Xiu Xiu : OH NO

Xiu Xiu Oh No review

I’m not going to persuade you to listen to this new Xiu Xiu album. At this point, you’re either a dedicated fan, with the knowledge of the band’s almost 20-year back catalog, or you’ve tried to become a dedicated fan, but found yourself averse to Jamie Stewart’s painfully earnest wail. Both are reasonable stances to take. At this point in their career, Xiu Xiu merely recalibrates the mix of industrial noise and pop that powers their sound, and, somehow, they continue to find new ideas in this glorious mess. On the last album, the abstract and laborious Girl With Basket of Fruit, it was the discovery of Detroit Techno making so much sense on “Pumpkin Attack on Mommy and Daddy” (an obscenely Xiu Xiu song title). Before that, on FORGET, it was the blown out disco of “Wondering.” Their newest album, OH NO, doesn’t gesture at anything quite so radical in sound, but it’s got some of the strongest songwriting on a Xiu Xiu record in a long time, which means verse/chorus structures (!) and what some might even venture to call hooks. OK, so maybe I will try to convince you to listen to the new Xiu Xiu album.

The other thing about OH NO is that it’s a collaborative record. Every song features a different guest vocalist, ranging from indie stars Sharon Van Etten and Greg Saunier, to experimentalists Deb Demure and Fabrizio Modonese Palumbo. These new voices are a welcome change, as Stewart’s trembling alto can be exhausting. Circuit des Yeux’s Haley Fohr goes toe-to-toe with Stewart in the melodramatic folk ballad “The Grifters.” It’s thrilling to hear someone match his energy, and the results are, oddly enough, romantic, like the end of an opera about doomed lovers.

Fellow Xiu Xiu member Angela Seo, unsurprisingly, makes a great counterpoint to Stewart on “Fuzz Gong Fight,” her “put put put”’s an unlikely hook. Owen Pallett brings a bit of his baroque instrumentation to “I Dream of Someone Else Entirely,” as well as a helping of arch formalism. Chelsea Wolfe helps elevate a cover of The Cure’s “One Hundred Years” to a fitting gothic intensity. These moments of connection provide a creative spark that’s been missing for casual listeners to invest in Xiu Xiu’s brand of misery for years now (see, I told you I’d get you to listen). 

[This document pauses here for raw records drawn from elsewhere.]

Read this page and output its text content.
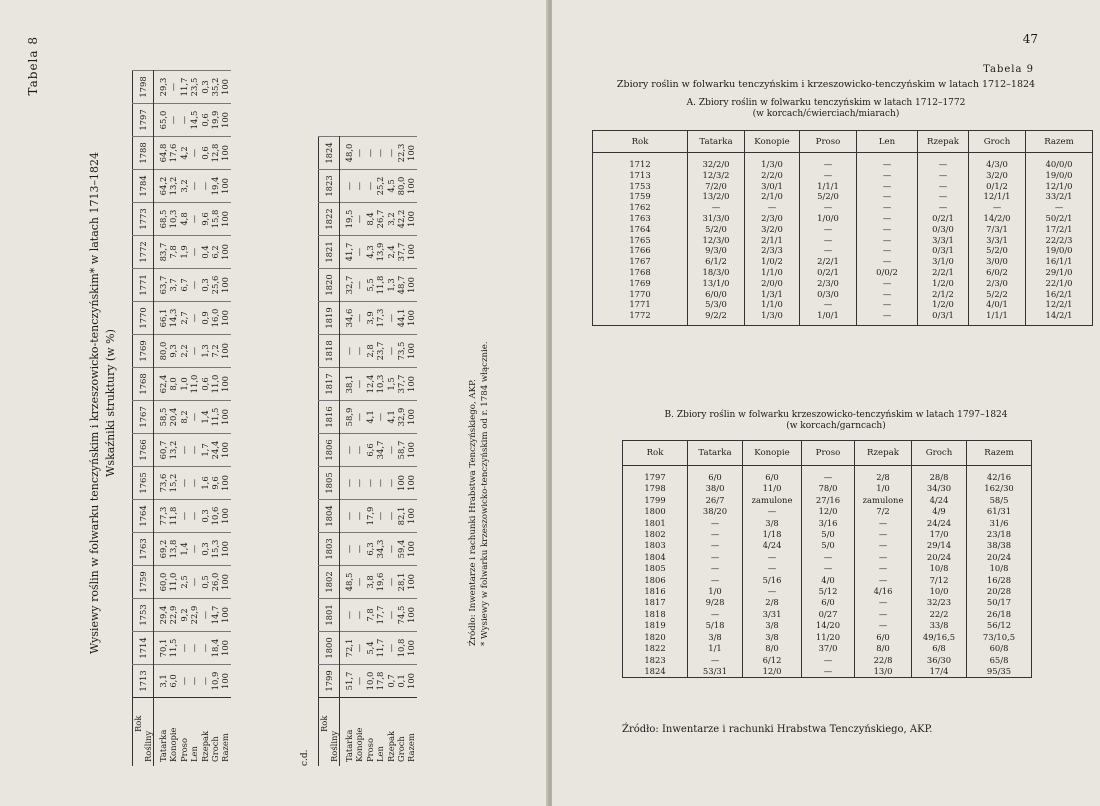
Tabela 8
Wysiewy roślin w folwarku tenczyńskim i krzeszowicko-tenczyńskim* w latach 1713–1824 Wskaźniki struktury (w %)
Rok
Rośliny	1713	1714	1753	1759	1763	1764	1765	1766	1767	1768	1769	1770	1771	1772	1773	1784	1788	1797	1798
Tatarka	3,1	70,1	29,4	60,0	69,2	77,3	73,6	60,7	58,5	62,4	80,0	66,1	63,7	83,7	68,5	64,2	64,8	65,0	29,3
Konopie	6,0	11,5	22,9	11,0	13,8	11,8	15,2	13,2	20,4	8,0	9,3	14,3	3,7	7,8	10,3	13,2	17,6	—	—
Proso	—	—	9,2	2,5	1,4	—	—	—	8,2	1,0	2,2	2,7	6,7	1,9	4,8	3,2	4,2	—	11,7
Len	—	—	22,9	—	—	—	—	—	—	11,0	—	—	—	—	—	—	—	14,5	23,5
Rzepak	—	—	—	0,5	0,3	0,3	1,6	1,7	1,4	0,6	1,3	0,9	0,3	0,4	9,6	—	0,6	0,6	0,3
Groch	10,9	18,4	14,7	26,0	15,3	10,6	9,6	24,4	11,5	11,0	7,2	16,0	25,6	6,2	15,8	19,4	12,8	19,9	35,2
Razem	100	100	100	100	100	100	100	100	100	100	100	100	100	100	100	100	100	100	100
c.d.
Rok
Rośliny	1799	1800	1801	1802	1803	1804	1805	1806	1816	1817	1818	1819	1820	1821	1822	1823	1824
Tatarka	51,7	72,1	—	48,5	—	—	—	—	58,9	38,1	—	34,6	32,7	41,7	19,5	—	48,0
Konopie	—	—	—	—	—	—	—	—	—	—	—	—	—	—	—	—	—
Proso	10,0	5,4	7,8	3,8	6,3	17,9	—	6,6	4,1	12,4	2,8	3,9	5,5	4,3	8,4	—	—
Len	17,8	11,7	17,7	19,6	34,3	—	—	34,7	—	10,3	23,7	17,3	11,8	13,9	26,7	25,2	—
Rzepak	0,7	—	—	—	—	—	—	—	4,1	1,5	—	—	1,3	2,4	3,2	4,5	—
Groch	0,1	10,8	74,5	28,1	59,4	82,1	100	58,7	32,9	37,7	73,5	44,1	48,7	37,7	42,2	80,0	22,3
Razem	100	100	100	100	100	100	100	100	100	100	100	100	100	100	100	100	100
Źródło: Inwentarze i rachunki Hrabstwa Tenczyńskiego, AKP. * Wysiewy w folwarku krzeszowicko-tenczyńskim od r. 1784 włącznie.
47
Tabela 9
Zbiory roślin w folwarku tenczyńskim i krzeszowicko-tenczyńskim w latach 1712–1824
A. Zbiory roślin w folwarku tenczyńskim w latach 1712–1772
(w korcach/ćwierciach/miarach)
Rok	Tatarka	Konopie	Proso	Len	Rzepak	Groch	Razem
1712	32/2/0	1/3/0	—	—	—	4/3/0	40/0/0
1713	12/3/2	2/2/0	—	—	—	3/2/0	19/0/0
1753	7/2/0	3/0/1	1/1/1	—	—	0/1/2	12/1/0
1759	13/2/0	2/1/0	5/2/0	—	—	12/1/1	33/2/1
1762	—	—	—	—	—	—	—
1763	31/3/0	2/3/0	1/0/0	—	0/2/1	14/2/0	50/2/1
1764	5/2/0	3/2/0	—	—	0/3/0	7/3/1	17/2/1
1765	12/3/0	2/1/1	—	—	3/3/1	3/3/1	22/2/3
1766	9/3/0	2/3/3	—	—	0/3/1	5/2/0	19/0/0
1767	6/1/2	1/0/2	2/2/1	—	3/1/0	3/0/0	16/1/1
1768	18/3/0	1/1/0	0/2/1	0/0/2	2/2/1	6/0/2	29/1/0
1769	13/1/0	2/0/0	2/3/0	—	1/2/0	2/3/0	22/1/0
1770	6/0/0	1/3/1	0/3/0	—	2/1/2	5/2/2	16/2/1
1771	5/3/0	1/1/0	—	—	1/2/0	4/0/1	12/2/1
1772	9/2/2	1/3/0	1/0/1	—	0/3/1	1/1/1	14/2/1
B. Zbiory roślin w folwarku krzeszowicko-tenczyńskim w latach 1797–1824
(w korcach/garncach)
Rok	Tatarka	Konopie	Proso	Rzepak	Groch	Razem
1797	6/0	6/0	—	2/8	28/8	42/16
1798	38/0	11/0	78/0	1/0	34/30	162/30
1799	26/7	zamulone	27/16	zamulone	4/24	58/5
1800	38/20	—	12/0	7/2	4/9	61/31
1801	—	3/8	3/16	—	24/24	31/6
1802	—	1/18	5/0	—	17/0	23/18
1803	—	4/24	5/0	—	29/14	38/38
1804	—	—	—	—	20/24	20/24
1805	—	—	—	—	10/8	10/8
1806	—	5/16	4/0	—	7/12	16/28
1816	1/0	—	5/12	4/16	10/0	20/28
1817	9/28	2/8	6/0	—	32/23	50/17
1818	—	3/31	0/27	—	22/2	26/18
1819	5/18	3/8	14/20	—	33/8	56/12
1820	3/8	3/8	11/20	6/0	49/16,5	73/10,5
1822	1/1	8/0	37/0	8/0	6/8	60/8
1823	—	6/12	—	22/8	36/30	65/8
1824	53/31	12/0	—	13/0	17/4	95/35
Źródło: Inwentarze i rachunki Hrabstwa Tenczyńskiego, AKP.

The sonics here are grimy and twitchy, with vocals buried in a gloomy swirl. But then there’s this blast of noise on “It Bothers Me All The Time” that sounds like thousands of balloons releasing their air all at once. It’s silly, one of a few moments on the record that seem almost like a joke. It’s hard not to laugh when Stewart sings, oh so serious, “bing bong bonko bong/a head rolling down the stairs” on “I Cannot Resist.” That could be humor. The 15-second closer “ANTS” certainly is, as Valerie Diaz chants “Little ants/take a chance/when you dance/it could be the last dance you ever do.” And speaking of dancing, the Angus Andrews-featuring “Rumpus Room” could be classified as a banger, with a chorus of syncopated rhythms and lyrics about Flamin’ Hot Cheetos and Fuego Takis. It’s fun. It’s fun! When’s the last time you called a Xiu Xiu song fun?

And then there’s “A Bottle of Rum,” a perfect song. The cymbal kicking off the first verse, the hi-hats teetering right after the chorus, and the hiss of synths carrying the song into the stratosphere: it’s just really impressive. It’s an anthemic jangle pop song, a moment of levity proving what Stewart said about this record initially, that “the guest stars of OH NO helped remind me that the ratio of beautiful humans to shitty humans is more like 60/40 rather than what I have always assumed was 1/99.” You can hear that nascent positivity all over the record.